Eglises d'Asie

Timor occidental : malgré l’opposition des autorités civiles et de l’Eglise catholique, le rituel chamaniste de la circoncision est toujours observé

Publié le 18/03/2010




Au Timor occidental, les autorités civiles et l’Eglise catholique reconnaissent que les efforts menés par elles ces dernières années pour éradiquer la pratique rituelle de la circoncision comme “immorale” et dangereuse pour la santé, n’ont pas été vraiment suivis d’effet. “Sifon la circoncision rituelle pour les garçons de 15 ans, est une coutume propre aux habitants de la région du district centre-sud de la province, dont la majeure partie est protestante. Avoir des rapports sexuels avec une femme après la circoncision fait partie du rituel. La circoncision elle-même est effectuée à l’aide d’une lamelle de bambou. La croyance locale est que la circoncision renforce la virilité du jeune homme et chasse le mauvais sort.

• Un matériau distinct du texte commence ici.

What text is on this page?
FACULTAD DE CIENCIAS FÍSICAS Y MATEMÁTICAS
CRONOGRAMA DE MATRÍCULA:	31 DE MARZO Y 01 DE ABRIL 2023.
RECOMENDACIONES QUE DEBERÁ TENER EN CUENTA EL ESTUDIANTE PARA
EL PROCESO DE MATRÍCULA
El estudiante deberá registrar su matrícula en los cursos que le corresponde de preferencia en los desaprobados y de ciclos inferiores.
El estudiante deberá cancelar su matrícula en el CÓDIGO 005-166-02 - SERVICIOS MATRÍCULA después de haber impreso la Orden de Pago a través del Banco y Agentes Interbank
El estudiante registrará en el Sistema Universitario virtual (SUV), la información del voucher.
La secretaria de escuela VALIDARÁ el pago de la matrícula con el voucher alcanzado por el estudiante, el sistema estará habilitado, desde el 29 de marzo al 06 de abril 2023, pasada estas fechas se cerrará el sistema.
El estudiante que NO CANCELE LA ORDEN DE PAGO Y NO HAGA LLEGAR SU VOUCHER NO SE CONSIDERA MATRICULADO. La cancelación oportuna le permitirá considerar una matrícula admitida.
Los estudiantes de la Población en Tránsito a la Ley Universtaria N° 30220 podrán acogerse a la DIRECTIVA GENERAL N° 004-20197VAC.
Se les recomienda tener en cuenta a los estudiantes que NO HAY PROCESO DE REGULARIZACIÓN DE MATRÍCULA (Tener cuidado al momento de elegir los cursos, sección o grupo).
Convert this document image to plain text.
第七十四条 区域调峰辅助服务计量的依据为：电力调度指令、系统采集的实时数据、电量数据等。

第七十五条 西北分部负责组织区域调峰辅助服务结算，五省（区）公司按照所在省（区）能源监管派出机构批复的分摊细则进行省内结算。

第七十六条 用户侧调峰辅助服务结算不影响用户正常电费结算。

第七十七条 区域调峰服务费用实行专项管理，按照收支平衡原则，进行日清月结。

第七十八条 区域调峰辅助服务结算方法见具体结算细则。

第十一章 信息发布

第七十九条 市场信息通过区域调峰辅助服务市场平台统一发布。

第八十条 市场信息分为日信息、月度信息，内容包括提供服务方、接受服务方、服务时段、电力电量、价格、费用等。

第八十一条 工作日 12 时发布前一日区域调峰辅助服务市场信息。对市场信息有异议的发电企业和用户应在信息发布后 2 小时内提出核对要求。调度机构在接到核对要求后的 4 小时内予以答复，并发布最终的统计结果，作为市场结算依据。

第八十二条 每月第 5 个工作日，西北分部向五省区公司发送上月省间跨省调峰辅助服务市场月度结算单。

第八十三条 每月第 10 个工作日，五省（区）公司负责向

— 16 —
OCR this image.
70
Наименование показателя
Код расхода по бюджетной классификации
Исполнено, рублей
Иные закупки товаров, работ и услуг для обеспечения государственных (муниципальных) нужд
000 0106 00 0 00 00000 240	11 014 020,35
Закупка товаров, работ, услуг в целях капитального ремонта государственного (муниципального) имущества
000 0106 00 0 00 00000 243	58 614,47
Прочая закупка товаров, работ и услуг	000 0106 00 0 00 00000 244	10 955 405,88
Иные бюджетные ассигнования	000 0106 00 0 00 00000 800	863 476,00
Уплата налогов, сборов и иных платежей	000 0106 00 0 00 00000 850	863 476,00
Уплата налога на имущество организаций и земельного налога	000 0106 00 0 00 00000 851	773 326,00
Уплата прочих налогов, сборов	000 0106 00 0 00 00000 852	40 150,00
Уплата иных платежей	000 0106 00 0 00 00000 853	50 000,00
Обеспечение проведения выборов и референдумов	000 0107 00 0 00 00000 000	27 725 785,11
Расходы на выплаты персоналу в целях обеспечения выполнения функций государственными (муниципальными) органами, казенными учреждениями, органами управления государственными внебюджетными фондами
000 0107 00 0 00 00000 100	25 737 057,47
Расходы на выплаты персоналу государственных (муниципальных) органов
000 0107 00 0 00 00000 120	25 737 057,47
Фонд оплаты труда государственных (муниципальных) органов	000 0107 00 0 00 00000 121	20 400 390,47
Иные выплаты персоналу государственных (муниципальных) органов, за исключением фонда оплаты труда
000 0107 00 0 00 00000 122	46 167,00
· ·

Selon le P. Andreas Sika, curé de paroisse à Soe, chef-lieu du district en question, “cette croyance est si fortement ancrée que les jeunes de cette région, même de bonne éducation, vont secrètement rencontrer le chaman local pour se faire circoncire” (1C’est un chaman, homme ou femme, qui pratique la cérémonie au bord d’une rivière au moment de la saison des pluies, explique-t-il. A l’aide d’une lamelle de bambou aiguisée, le chaman coupe le prépuce et le jette dans l’eau de la rivière – ce qui symbolise “la fin des malheurs “La saison des pluies et l’eau de la rivière sont les symboles de la grâce qui apaise la douleur de la blessure” mais, souligne-t-il encore, la stérilité de la lame est loin d’être garantie et l’infection toujours possible.

De son côté, Anton Tateni, un catéchiste catholique de Soe, précise que la tradition pour un jeune d’avoir des relations sexuelles après l’opération est considérée comme une autre manière d’apaiser la brûlure. “Les femmes qui acceptent ce genre de relations avec un nouveau circoncis sont le plus souvent des prostituées ou des veuves. Parfois, le jeune circoncis persuade sa petite amie ou une jeune fille de sa connaissance d’accepter un rapport sexuel avec lui”. Les gens croient que non seulement la virilité de l’adolescent en est renforcée mais que la femme également y gagnera tant physiquement que spirituellement. “Ils croient que, grâce à ces rapports avec un jeune circoncis, le pouvoir des esprits et des âmes des ancêtres ruissellera sur la femme choisie affirme-t-il.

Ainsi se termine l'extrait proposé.